Provérbios populares portugueses

Estamos em uma situação na qual a discussão da tática para as eleições de 2026, embora importante e incontornável, não deve ocultar a necessidade de “abrir a mente”. Estratégia é, evidentemente, sempre importante. Mas há situações em que uma ponderação séria impõe um “momento” estratégia, ou uma reflexão de maior fôlego. Estratégia e tática são conceitos “importados” da elaboração militar para situar a relação entre os fins e os meios. Podemos abordar esta discussão em diferentes graus de abstração. Temos a necessidade de definir estratégia e tática para derrotar a extrema-direita. Devemos pensar estratégia e tática para responder, também, qual deve ser o programa da esquerda diante da crise do capitalismo ou projeto para o Brasil. Mas há uma dimensão da formulação de estratégia e tática que se desdobra das anteriores, e remete à necessidade de reorganização da própria esquerda. Sejamos honestos: não é somente o capitalismo que está em crise. A esquerda brasileira está em crise. Uma crise se abriu porque a estratégia lulista se esgotou. A última vez que este desafio foi colocado de forma incontornável foi em 1978/79, quando se precipitou a fase final de luta contra a ditadura. A ditadura entrou em crise, mas a estratégia dominante na esquerda, nesse momento, expressada pelo PCB, entre outros partidos, mergulhou, também, em crise. O desafio era: quais devem ser os instrumentos de luta para derrubar a ditadura? A esquerda estava na clandestinidade, e uma maioria aproveitava a expressão legal através do MDB. A onda grevista, o protagonismo de uma nova geração de líderes sindicais, a autoridade conquistada por Lula, entre outros fatores, favoreceu uma aposta na construção do PT que dividiu a esquerda, tanto as correntes moderadas como as mais radicais. Desde então, em um processo de quatro décadas de gênese e apogeu, com diversas crises, o campo PT/CUT e, desde a primeira eleição de Lula em 2002, o lulismo se afirmou como a principal corrente da esquerda brasileira. Mas, por variadas razões, é inescapável pensar e se posicionar sobre o pós-lulismo.

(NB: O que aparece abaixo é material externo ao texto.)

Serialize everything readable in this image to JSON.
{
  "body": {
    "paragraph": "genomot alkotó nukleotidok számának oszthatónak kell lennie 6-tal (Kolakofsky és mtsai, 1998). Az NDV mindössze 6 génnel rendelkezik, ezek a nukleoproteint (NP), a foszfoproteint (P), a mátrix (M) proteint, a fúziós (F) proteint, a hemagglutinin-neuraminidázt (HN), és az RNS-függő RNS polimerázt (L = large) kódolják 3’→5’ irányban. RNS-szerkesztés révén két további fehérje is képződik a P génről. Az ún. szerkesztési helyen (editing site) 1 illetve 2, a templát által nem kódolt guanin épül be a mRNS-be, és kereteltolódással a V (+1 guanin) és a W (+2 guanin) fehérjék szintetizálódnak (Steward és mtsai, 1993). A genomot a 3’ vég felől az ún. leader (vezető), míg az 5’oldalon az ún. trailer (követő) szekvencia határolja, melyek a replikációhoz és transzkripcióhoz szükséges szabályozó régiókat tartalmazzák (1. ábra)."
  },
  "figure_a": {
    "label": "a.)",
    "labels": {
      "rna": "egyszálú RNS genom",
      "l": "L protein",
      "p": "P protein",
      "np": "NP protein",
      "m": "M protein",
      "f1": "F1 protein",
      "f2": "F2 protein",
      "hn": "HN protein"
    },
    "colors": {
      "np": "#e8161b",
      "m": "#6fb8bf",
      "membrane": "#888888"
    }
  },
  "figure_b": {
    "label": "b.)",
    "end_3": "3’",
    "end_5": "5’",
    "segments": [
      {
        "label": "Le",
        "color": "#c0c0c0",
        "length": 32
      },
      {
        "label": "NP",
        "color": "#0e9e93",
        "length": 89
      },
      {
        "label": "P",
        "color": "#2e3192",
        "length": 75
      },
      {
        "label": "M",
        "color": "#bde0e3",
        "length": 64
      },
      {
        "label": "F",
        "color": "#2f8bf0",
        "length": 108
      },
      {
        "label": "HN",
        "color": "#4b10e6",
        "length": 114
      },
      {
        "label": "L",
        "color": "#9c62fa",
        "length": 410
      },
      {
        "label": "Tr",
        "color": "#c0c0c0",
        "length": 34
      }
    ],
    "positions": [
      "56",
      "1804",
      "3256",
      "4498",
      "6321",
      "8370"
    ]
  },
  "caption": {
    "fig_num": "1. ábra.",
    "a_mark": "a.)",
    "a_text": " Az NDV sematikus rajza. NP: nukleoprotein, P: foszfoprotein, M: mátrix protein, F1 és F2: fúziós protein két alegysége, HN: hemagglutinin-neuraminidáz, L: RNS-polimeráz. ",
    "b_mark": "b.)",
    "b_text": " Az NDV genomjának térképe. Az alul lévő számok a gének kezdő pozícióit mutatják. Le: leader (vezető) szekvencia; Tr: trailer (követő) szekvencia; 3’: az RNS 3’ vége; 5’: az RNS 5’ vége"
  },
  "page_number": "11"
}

Presidente da República, Luiz Inácio Lula da Silva, durante entrevista coletiva. Rússia - Moscou. (Foto: Ricardo Stuckert / PR)
Presidente da República, Luiz Inácio Lula da Silva, durante entrevista coletiva.
Rússia – Moscou.
(Foto: Ricardo Stuckert / PR)

Na tática, estaremos diante de dois perigos simétricos ou dois extremos, quando pensamos a reorganização da esquerda e as eleições de 2026. O primeiro e mais importante perigo é o “giro para o centro” que deve prevalecer no governo, quando a conjuntura impõe a emergência de um giro à esquerda, até por cálculo eleitoral. Depois de décadas de eleições, de dois em dois anos, do golpe institucional de 2016 e do mandato de Bolsonaro, já ficou mais que demonstrado que nenhuma transformação estrutural progressiva poderá acontecer, somente, através de eleições. Mas, uma transformação regressiva pode, sim. Uma derrota para o bolsonarismo, seja quem for o substituto de Bolsonaro, abre o caminho para uma derrota histórica: regressão de uma recolonização do país e a desmoralização de uma geração de esquerda. Se algo ficou claro depois da vitória de Lula em 2022, um impasse estratégico, é que precisamos ganhar tempo. Vitória eleitoral não será o bastante. Sem uma onda de lutas de massas de grande dimensão não será possível mudar a relação social de forças e derrotar o neofascismo. Mas não sabemos quando ela virá, porque não há um “sismógrafo” de terremotos sociais. Nesse contexto, vencer nas eleições em 2026 só é possível com Lula, com uma frente de esquerda e pior, até com unidade eleitoral com dissidências burguesas. Mas esta tática não autoriza a conclusão de que a estratégia seja a defesa de um programa de centro. Sem uma inciativa política de esquerda desde já, um ano e meio antes, não haverá mágica “lulista” que possa evitar o pior como ficou claro no balanço das eleições de 2024. Embora Bolsonaro mantenha, por enquanto, sua pré-candidatura, obstinadamente, e mesmo considerando o vexame da votação na Câmara de Deputados que blindou Ramagem, é consciente que será condenado e terá que indicar um candidato. Mas perpetua uma tensão que dificulta a construção da “Frente Ampla” anti-Lula, repetindo a tática que deu a vitória a Nunes em São Paulo.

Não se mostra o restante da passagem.